Kundalini Yoga: Seine Wirkung auf das Nervensystem

Kundalini Yoga ist eine der ältesten Yoga-Arten, deren Ursprünge im 15. Jahrhundert liegen. Diese Yoga-Art ist eng mit der Tradition des Sikhismus verbunden, einer indischen Lehre, die eine Synthese aus Hinduismus und Islam darstellt. Im traditionellen Kundalini Yoga sind alle weiß gekleidet, und der Lehrer trägt einen Turban. Früher war diese Praxis hauptsächlich dem Königshaus vorbehalten, und Gurus gaben die Tradition im Geheimen an ausgewählte Schüler weiter. Für die breitere Bevölkerung war Hatha Yoga vorgesehen.

In den 1960er-Jahren brachte Yogi Bhajan Kundalini Yoga in den Westen, wo er es populär machte. Er erkannte damals schon, dass die Welt immer schnelllebiger wird und die Informationsflut viele Menschen aus dem Gleichgewicht bringen würde. Yogi Bhajan nannte Kundalini Yoga auch „Yoga des Bewusstseins“.
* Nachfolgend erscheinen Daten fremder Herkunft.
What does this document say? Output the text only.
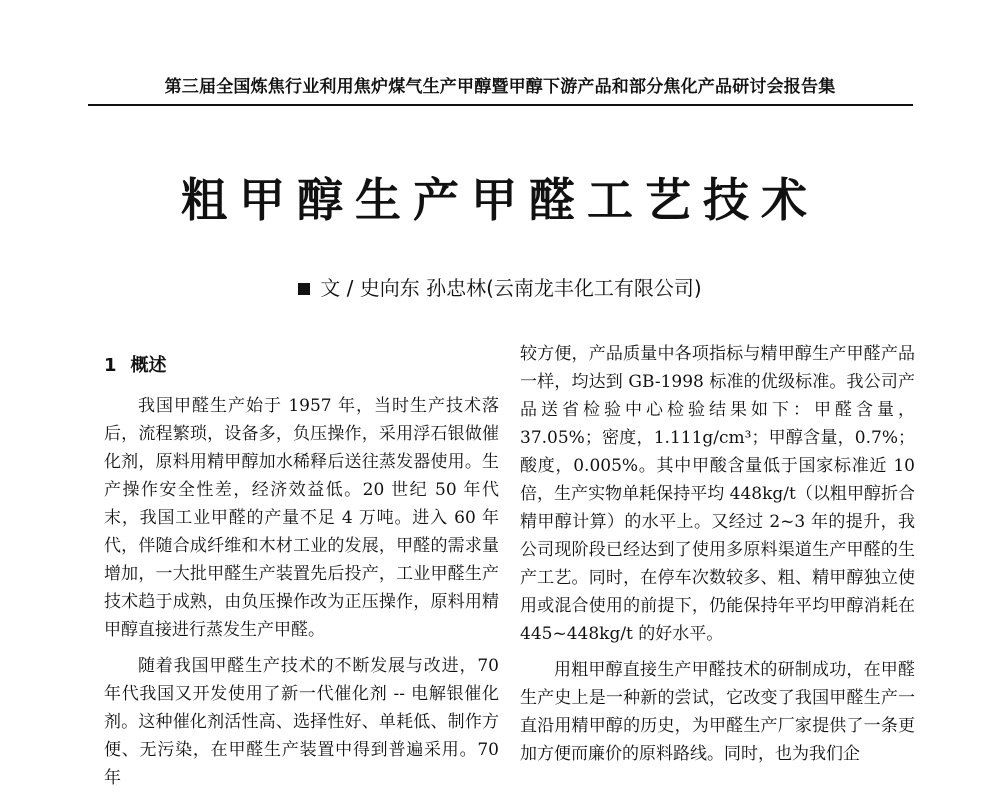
第三届全国炼焦行业利用焦炉煤气生产甲醇暨甲醇下游产品和部分焦化产品研讨会报告集
粗甲醇生产甲醛工艺技术
文 / 史向东 孙忠林(云南龙丰化工有限公司)
1 概述

我国甲醛生产始于 1957 年，当时生产技术落后，流程繁琐，设备多，负压操作，采用浮石银做催化剂，原料用精甲醇加水稀释后送往蒸发器使用。生产操作安全性差，经济效益低。20 世纪 50 年代末，我国工业甲醛的产量不足 4 万吨。进入 60 年代，伴随合成纤维和木材工业的发展，甲醛的需求量增加，一大批甲醛生产装置先后投产，工业甲醛生产技术趋于成熟，由负压操作改为正压操作，原料用精甲醇直接进行蒸发生产甲醛。

随着我国甲醛生产技术的不断发展与改进，70 年代我国又开发使用了新一代催化剂 -- 电解银催化剂。这种催化剂活性高、选择性好、单耗低、制作方便、无污染，在甲醛生产装置中得到普遍采用。70 年

较方便，产品质量中各项指标与精甲醇生产甲醛产品一样，均达到 GB-1998 标准的优级标准。我公司产品送省检验中心检验结果如下：甲醛含量，37.05%；密度，1.111g/cm³；甲醇含量，0.7%；酸度，0.005%。其中甲酸含量低于国家标准近 10 倍，生产实物单耗保持平均 448kg/t（以粗甲醇折合精甲醇计算）的水平上。又经过 2~3 年的提升，我公司现阶段已经达到了使用多原料渠道生产甲醛的生产工艺。同时，在停车次数较多、粗、精甲醇独立使用或混合使用的前提下，仍能保持年平均甲醇消耗在 445~448kg/t 的好水平。

用粗甲醇直接生产甲醛技术的研制成功，在甲醛生产史上是一种新的尝试，它改变了我国甲醛生产一直沿用精甲醇的历史，为甲醛生产厂家提供了一条更加方便而廉价的原料路线。同时，也为我们企
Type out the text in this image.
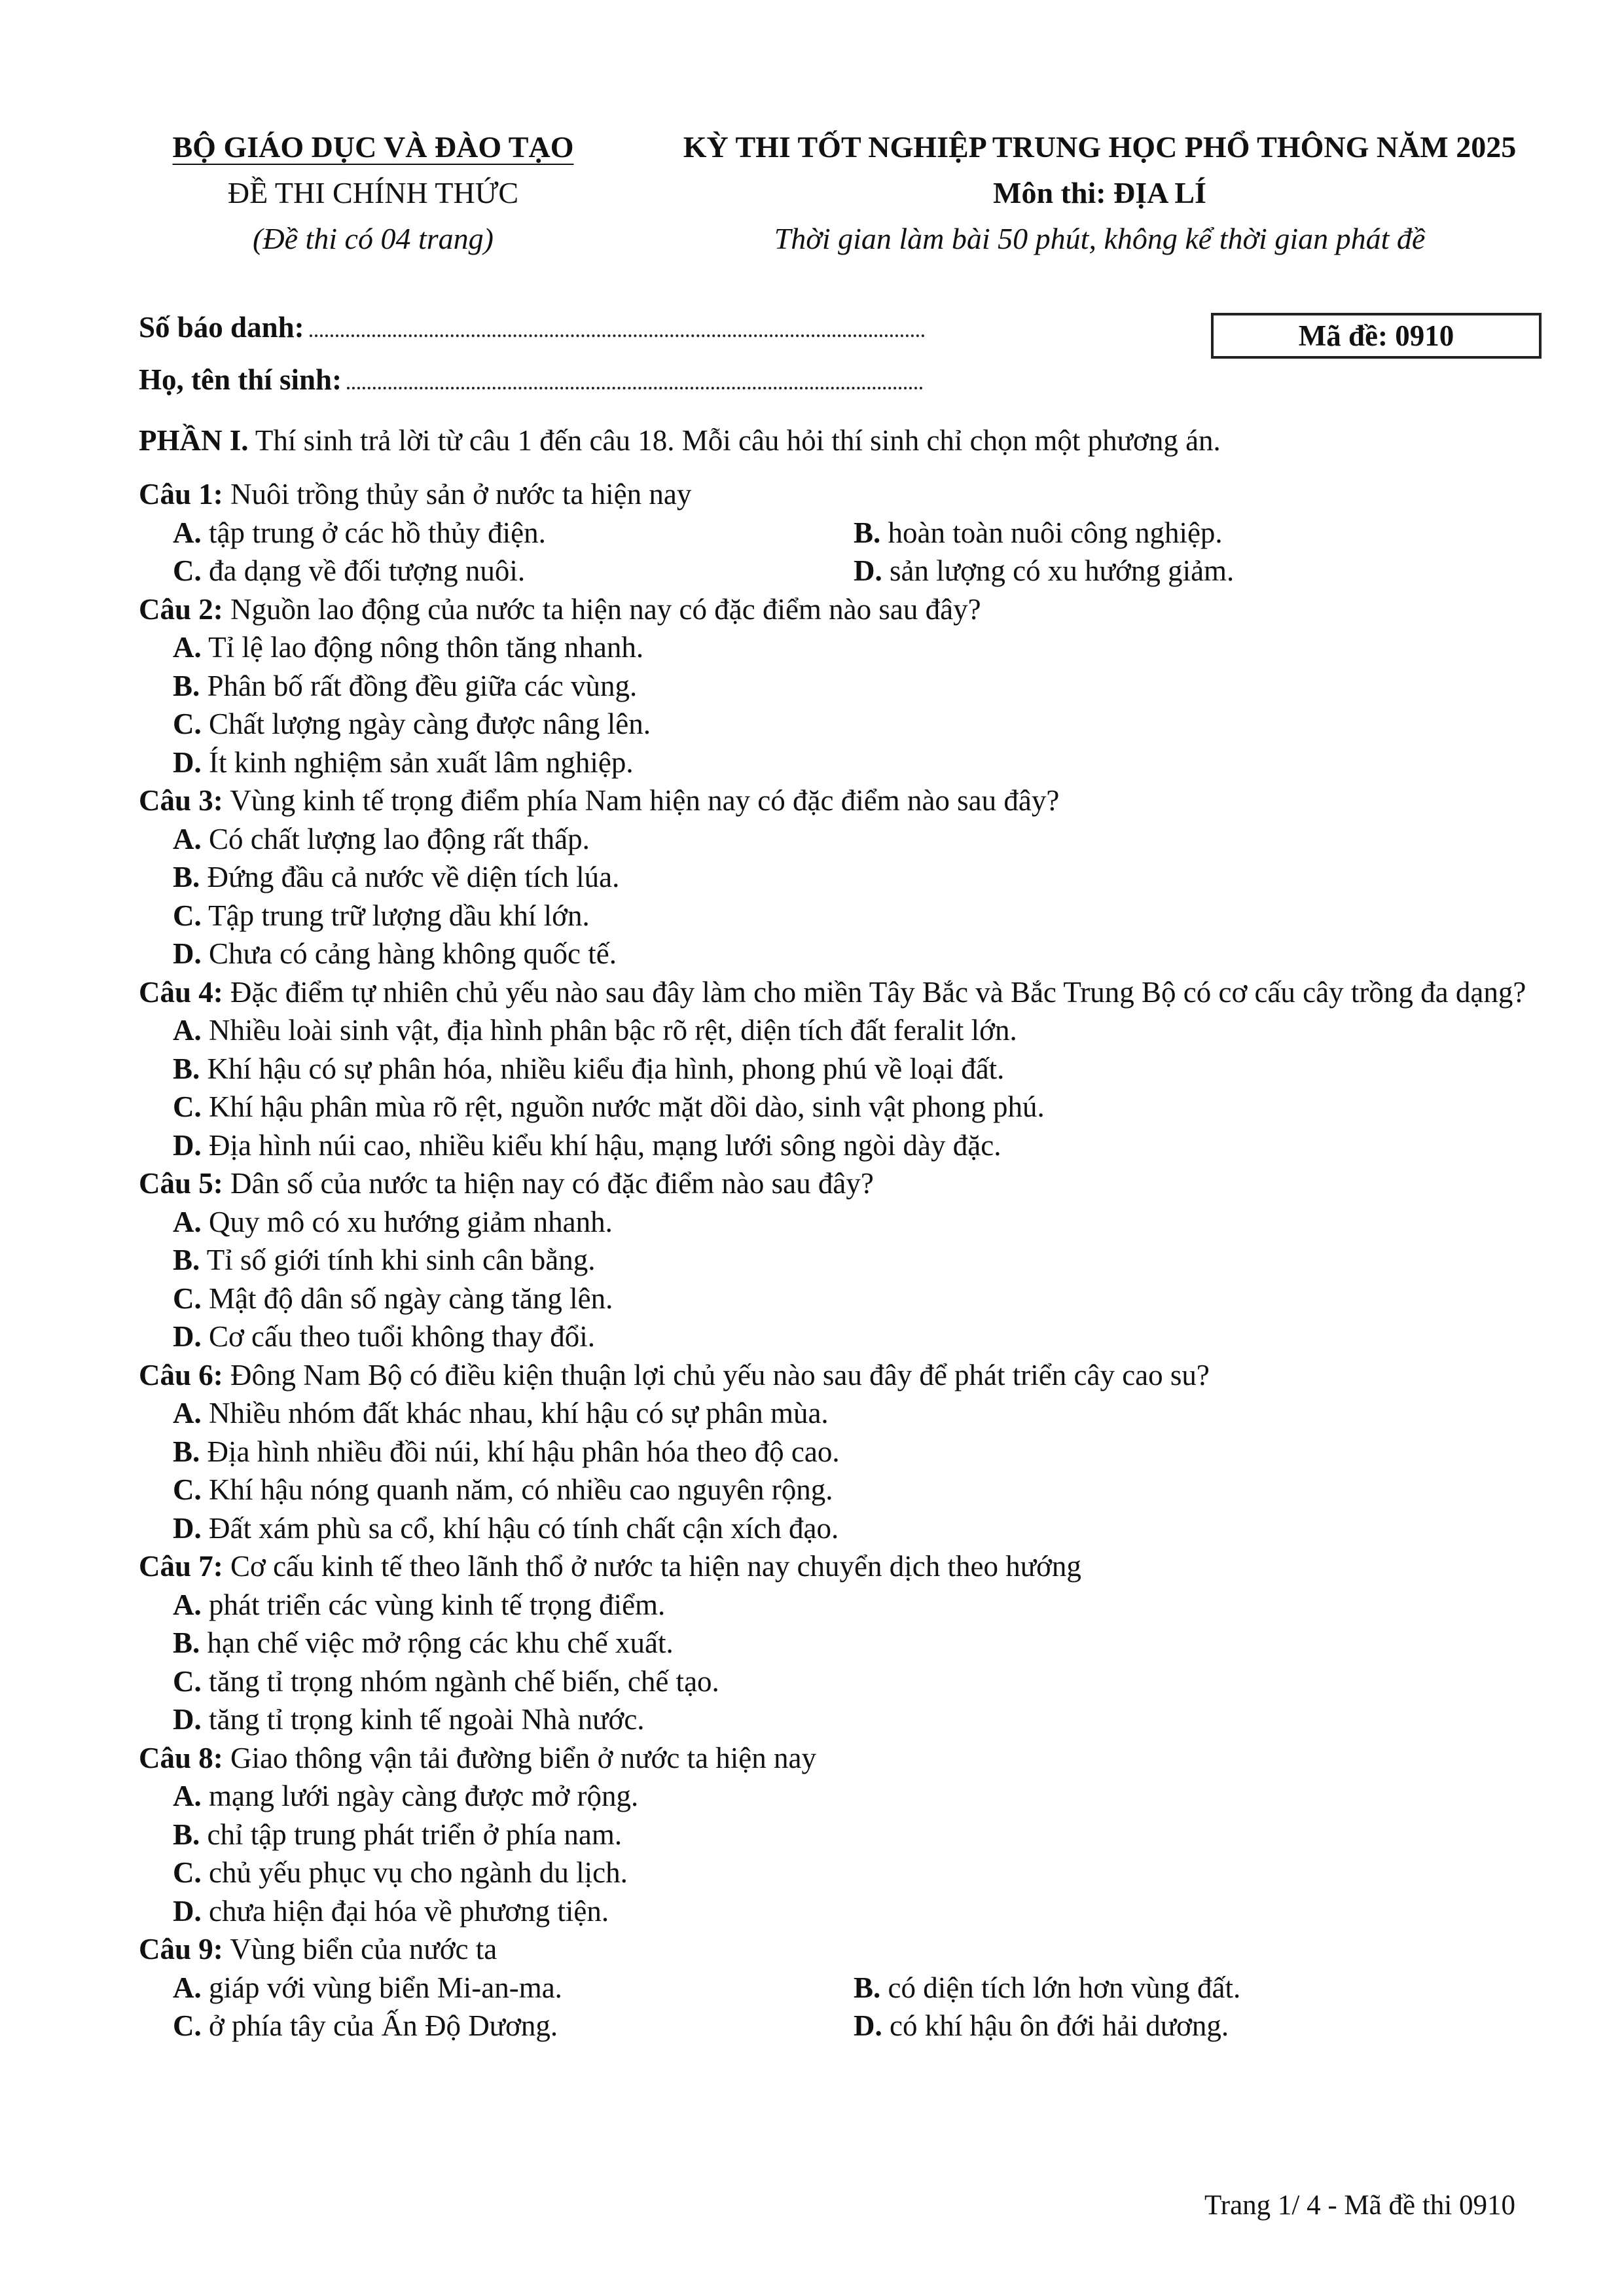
BỘ GIÁO DỤC VÀ ĐÀO TẠO
ĐỀ THI CHÍNH THỨC
(Đề thi có 04 trang)
KỲ THI TỐT NGHIỆP TRUNG HỌC PHỔ THÔNG NĂM 2025
Môn thi: ĐỊA LÍ
Thời gian làm bài 50 phút, không kể thời gian phát đề
Số báo danh:
Họ, tên thí sinh:
Mã đề: 0910
PHẦN I. Thí sinh trả lời từ câu 1 đến câu 18. Mỗi câu hỏi thí sinh chỉ chọn một phương án.
Câu 1: Nuôi trồng thủy sản ở nước ta hiện nay
A. tập trung ở các hồ thủy điện.	B. hoàn toàn nuôi công nghiệp.
C. đa dạng về đối tượng nuôi.	D. sản lượng có xu hướng giảm.
Câu 2: Nguồn lao động của nước ta hiện nay có đặc điểm nào sau đây?
A. Tỉ lệ lao động nông thôn tăng nhanh.
B. Phân bố rất đồng đều giữa các vùng.
C. Chất lượng ngày càng được nâng lên.
D. Ít kinh nghiệm sản xuất lâm nghiệp.
Câu 3: Vùng kinh tế trọng điểm phía Nam hiện nay có đặc điểm nào sau đây?
A. Có chất lượng lao động rất thấp.
B. Đứng đầu cả nước về diện tích lúa.
C. Tập trung trữ lượng dầu khí lớn.
D. Chưa có cảng hàng không quốc tế.
Câu 4: Đặc điểm tự nhiên chủ yếu nào sau đây làm cho miền Tây Bắc và Bắc Trung Bộ có cơ cấu cây trồng đa dạng?
A. Nhiều loài sinh vật, địa hình phân bậc rõ rệt, diện tích đất feralit lớn.
B. Khí hậu có sự phân hóa, nhiều kiểu địa hình, phong phú về loại đất.
C. Khí hậu phân mùa rõ rệt, nguồn nước mặt dồi dào, sinh vật phong phú.
D. Địa hình núi cao, nhiều kiểu khí hậu, mạng lưới sông ngòi dày đặc.
Câu 5: Dân số của nước ta hiện nay có đặc điểm nào sau đây?
A. Quy mô có xu hướng giảm nhanh.
B. Tỉ số giới tính khi sinh cân bằng.
C. Mật độ dân số ngày càng tăng lên.
D. Cơ cấu theo tuổi không thay đổi.
Câu 6: Đông Nam Bộ có điều kiện thuận lợi chủ yếu nào sau đây để phát triển cây cao su?
A. Nhiều nhóm đất khác nhau, khí hậu có sự phân mùa.
B. Địa hình nhiều đồi núi, khí hậu phân hóa theo độ cao.
C. Khí hậu nóng quanh năm, có nhiều cao nguyên rộng.
D. Đất xám phù sa cổ, khí hậu có tính chất cận xích đạo.
Câu 7: Cơ cấu kinh tế theo lãnh thổ ở nước ta hiện nay chuyển dịch theo hướng
A. phát triển các vùng kinh tế trọng điểm.
B. hạn chế việc mở rộng các khu chế xuất.
C. tăng tỉ trọng nhóm ngành chế biến, chế tạo.
D. tăng tỉ trọng kinh tế ngoài Nhà nước.
Câu 8: Giao thông vận tải đường biển ở nước ta hiện nay
A. mạng lưới ngày càng được mở rộng.
B. chỉ tập trung phát triển ở phía nam.
C. chủ yếu phục vụ cho ngành du lịch.
D. chưa hiện đại hóa về phương tiện.
Câu 9: Vùng biển của nước ta
A. giáp với vùng biển Mi-an-ma.	B. có diện tích lớn hơn vùng đất.
C. ở phía tây của Ấn Độ Dương.	D. có khí hậu ôn đới hải dương.
Trang 1/ 4 - Mã đề thi 0910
Das Besondere an Kundalini Yoga ist, dass die Übungen den gesamten äußeren Körper sowie den Geist ansprechen. Der Yogi richtet seine Aufmerksamkeit nach innen und spürt den Übungen dadurch genau nach. Er zieht seine Sinne zurück (Pratyahara) und schließt seine Augen, wodurch es ihm leichter fällt, die Aufmerksamkeit bei sich zu behalten. Durch diese Mechanismen lernt der Yogi außerdem, seine eigenen Erfahrungen genau wahrzunehmen und sensibel auf sein Umfeld zu reagieren.

Ziel von Kundalini Yoga ist es, Körper, Geist und Seele in Harmonie zu bringen und sich selbst ganzheitlich wahrzunehmen. Dazu greift es auf zwei energetische Modelle zurück: das Chakra-System und das System der zehn Energiekörper.

Die Philosophie hinter Kundalini Yoga

Das Wort Kundalini kommt aus dem Sanskrit und bedeutet übersetzt so viel wie Schlangenkraft. Die Annahme ist, dass eine Schlange zusammengerollt und schlafend unter dem sogenannten Wurzel-Chakra (Muladhara Chakra) liegt. Ein Chakra ist ein Energiezentrum im Körper, das an einer bestimmten Stelle die Energieströme bündelt, die durch den Menschen fließen.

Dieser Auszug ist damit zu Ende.